Following Are Excerpts From Blunt’s Remarks:

“Mr. President, I’ve come to the floor today to be joined soon by my colleague and co-chair of the Senate Law Enforcement Caucus, Senator Coons, to honor the men and women that work for us every day, that help protect us every day during Police Week. This is an annual event, it brings law enforcement officers to Washington from around the country, of course, including my state of Missouri. …

“Really when Senator Coons and I came to the Senate, a little over eight years ago, we started trying to find a law enforcement caucus to join, and find out there wasn’t one. So Senator Coons said to me ‘let’s just start one,’ and we did. And this is the week we get a chance every year to talk about specifically what happens this week. We look for opportunities through the year to one, honor the people who work here protecting us every day, and two, to talk about things happening in the country that affect people who protect us, police and sheriff's departments.

“This is a time of year, frankly, when the tragic loss of family is so evident as we add people to the Police Memorial. Four Missourians were added to that list this year.

“Deputy Sheriff Aaron Paul Roberts of the Greene County Sherriff’s Office, the county I live in, died when his patrol car was swept into the Pomme de Terre River after he responded to a 911 call. Deputy Roberts had served with the sheriff's office for a year, but he’d previously been in the Willard Police Department for four years. He is survived by his wife, by his daughter, by his parents.

“In April of 2018, Miller County Deputy Sheriff Casey Shoemate was killed when his vehicle collided with an oncoming vehicle while responding to a structure fire. He’d served in that department for about a year as well, but he previously worked in two other Missouri police departments. And he’s survived by his two children, his fiancée, his parents, and his siblings.

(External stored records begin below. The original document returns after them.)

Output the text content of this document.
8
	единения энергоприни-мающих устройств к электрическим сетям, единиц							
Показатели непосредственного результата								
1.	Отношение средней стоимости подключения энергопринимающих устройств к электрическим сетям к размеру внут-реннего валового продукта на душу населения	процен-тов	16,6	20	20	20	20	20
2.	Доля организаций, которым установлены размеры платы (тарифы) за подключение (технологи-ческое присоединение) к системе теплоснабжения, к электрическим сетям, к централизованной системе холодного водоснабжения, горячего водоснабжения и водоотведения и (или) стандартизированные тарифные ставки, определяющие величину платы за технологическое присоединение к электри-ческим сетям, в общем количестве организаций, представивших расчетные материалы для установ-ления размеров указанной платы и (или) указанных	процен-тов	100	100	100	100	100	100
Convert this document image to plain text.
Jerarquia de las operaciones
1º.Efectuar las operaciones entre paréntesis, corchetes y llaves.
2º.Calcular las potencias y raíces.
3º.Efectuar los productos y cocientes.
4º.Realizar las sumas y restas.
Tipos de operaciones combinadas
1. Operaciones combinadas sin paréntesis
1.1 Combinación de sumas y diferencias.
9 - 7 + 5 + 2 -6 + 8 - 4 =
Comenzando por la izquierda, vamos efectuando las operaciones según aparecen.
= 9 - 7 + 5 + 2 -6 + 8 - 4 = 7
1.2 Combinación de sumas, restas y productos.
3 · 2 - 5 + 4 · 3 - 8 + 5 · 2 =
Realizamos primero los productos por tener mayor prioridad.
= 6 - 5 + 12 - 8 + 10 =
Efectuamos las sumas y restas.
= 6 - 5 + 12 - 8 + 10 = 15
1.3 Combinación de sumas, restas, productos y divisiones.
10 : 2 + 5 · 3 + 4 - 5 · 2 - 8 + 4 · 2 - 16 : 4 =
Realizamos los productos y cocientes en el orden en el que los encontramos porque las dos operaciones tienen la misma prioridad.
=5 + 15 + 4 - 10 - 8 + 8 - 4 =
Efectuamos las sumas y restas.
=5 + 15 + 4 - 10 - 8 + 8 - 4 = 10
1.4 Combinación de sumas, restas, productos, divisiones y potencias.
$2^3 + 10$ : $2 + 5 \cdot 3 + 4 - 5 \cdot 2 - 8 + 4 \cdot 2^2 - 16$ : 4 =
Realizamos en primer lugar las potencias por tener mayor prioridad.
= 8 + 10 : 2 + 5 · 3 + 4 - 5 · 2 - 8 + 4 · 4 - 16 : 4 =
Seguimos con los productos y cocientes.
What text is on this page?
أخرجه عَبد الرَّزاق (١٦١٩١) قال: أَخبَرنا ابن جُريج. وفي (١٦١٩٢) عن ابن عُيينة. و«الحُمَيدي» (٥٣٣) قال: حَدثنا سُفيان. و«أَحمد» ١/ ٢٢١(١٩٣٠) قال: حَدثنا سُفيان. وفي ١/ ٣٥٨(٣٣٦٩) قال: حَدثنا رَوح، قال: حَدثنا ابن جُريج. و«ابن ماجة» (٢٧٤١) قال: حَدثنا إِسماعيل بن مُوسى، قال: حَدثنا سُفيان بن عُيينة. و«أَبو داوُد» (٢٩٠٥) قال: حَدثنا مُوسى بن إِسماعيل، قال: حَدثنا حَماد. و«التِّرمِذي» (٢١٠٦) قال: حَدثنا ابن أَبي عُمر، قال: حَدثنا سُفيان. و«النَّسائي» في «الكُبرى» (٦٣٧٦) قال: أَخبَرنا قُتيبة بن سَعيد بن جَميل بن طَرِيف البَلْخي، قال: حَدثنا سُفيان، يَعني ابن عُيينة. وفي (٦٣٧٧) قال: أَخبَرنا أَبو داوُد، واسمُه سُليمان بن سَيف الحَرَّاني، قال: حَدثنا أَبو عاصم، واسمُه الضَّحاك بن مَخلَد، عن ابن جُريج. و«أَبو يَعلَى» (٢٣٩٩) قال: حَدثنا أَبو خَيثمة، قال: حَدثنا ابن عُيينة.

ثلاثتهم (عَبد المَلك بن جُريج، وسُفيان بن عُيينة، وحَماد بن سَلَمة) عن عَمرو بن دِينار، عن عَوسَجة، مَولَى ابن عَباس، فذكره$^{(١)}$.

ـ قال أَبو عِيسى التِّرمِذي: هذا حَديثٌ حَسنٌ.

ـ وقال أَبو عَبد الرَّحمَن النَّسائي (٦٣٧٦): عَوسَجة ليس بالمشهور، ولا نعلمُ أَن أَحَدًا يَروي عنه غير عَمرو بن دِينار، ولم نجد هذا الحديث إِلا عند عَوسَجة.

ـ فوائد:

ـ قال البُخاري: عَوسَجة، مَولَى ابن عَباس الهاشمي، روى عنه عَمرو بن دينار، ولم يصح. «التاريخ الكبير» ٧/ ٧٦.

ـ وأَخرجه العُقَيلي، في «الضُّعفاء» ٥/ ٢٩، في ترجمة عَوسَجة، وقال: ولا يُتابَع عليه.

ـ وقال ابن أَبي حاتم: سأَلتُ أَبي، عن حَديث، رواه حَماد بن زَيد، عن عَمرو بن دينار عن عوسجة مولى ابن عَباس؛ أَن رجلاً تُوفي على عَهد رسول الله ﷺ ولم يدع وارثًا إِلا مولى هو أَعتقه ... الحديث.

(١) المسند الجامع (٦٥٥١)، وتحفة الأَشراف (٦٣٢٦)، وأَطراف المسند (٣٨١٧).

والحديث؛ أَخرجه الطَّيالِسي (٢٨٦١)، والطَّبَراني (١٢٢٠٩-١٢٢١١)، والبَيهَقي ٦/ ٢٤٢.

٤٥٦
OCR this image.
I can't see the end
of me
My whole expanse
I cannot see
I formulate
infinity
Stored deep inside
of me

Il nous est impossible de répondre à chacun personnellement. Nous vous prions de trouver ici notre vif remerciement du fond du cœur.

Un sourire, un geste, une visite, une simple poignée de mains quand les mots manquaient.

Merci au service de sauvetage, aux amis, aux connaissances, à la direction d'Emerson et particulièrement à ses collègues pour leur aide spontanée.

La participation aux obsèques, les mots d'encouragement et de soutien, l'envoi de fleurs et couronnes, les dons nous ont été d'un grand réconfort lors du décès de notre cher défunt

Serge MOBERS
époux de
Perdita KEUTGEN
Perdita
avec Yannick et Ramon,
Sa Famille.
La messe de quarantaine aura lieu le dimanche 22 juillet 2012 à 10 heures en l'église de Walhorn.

“In March of 2018, Clinton Police Department Officer Chris Morton was shot and killed when he and two other officers responded to a 911 call. As Officer Morton and his colleagues arrived at the scene, a man began shooting at them. The officers returned fire, they entered the building, the subject continued firing, he fatally wounded Officer Morton and injured two of Officer Morton’s colleagues that I had a chance to visit with at that department not long after this incident. Officer Morton had been with the Clinton Police Department for three years. Prior to doing that, he served in the U.S. military through the Missouri Army National Guard. He’d been deployed to Kosovo, he’d been deployed to Afghanistan. His parents and siblings I know worried about him there, but wouldn’t have, in their wildest imagination, thought that he would be killed at home, and near his hometown reacting to a 911 call from a house.

“In March of last year, FBI Special Agent Melissa Morrow of Kansas City died from a brain cancer that she’d developed following the 9/11 terrorist attack on the Pentagon. She’d been assigned to the Evidence Response Team of the FBI Washington Field Office, had spent 10 weeks recovering after that event and processing evidence from the site in hazardous conditions.  And Melissa is survived by her parents, her sister, a niece, and a nephew.

“The names of these fallen men and women were added to the National Law Enforcement Officers Memorial here in Washington, and to the Wall of Honor at the Missouri Law Enforcement Memorial over the last months. They will be remembered by people who benefited from and remember their bravery, their dedication, and their sacrifice.”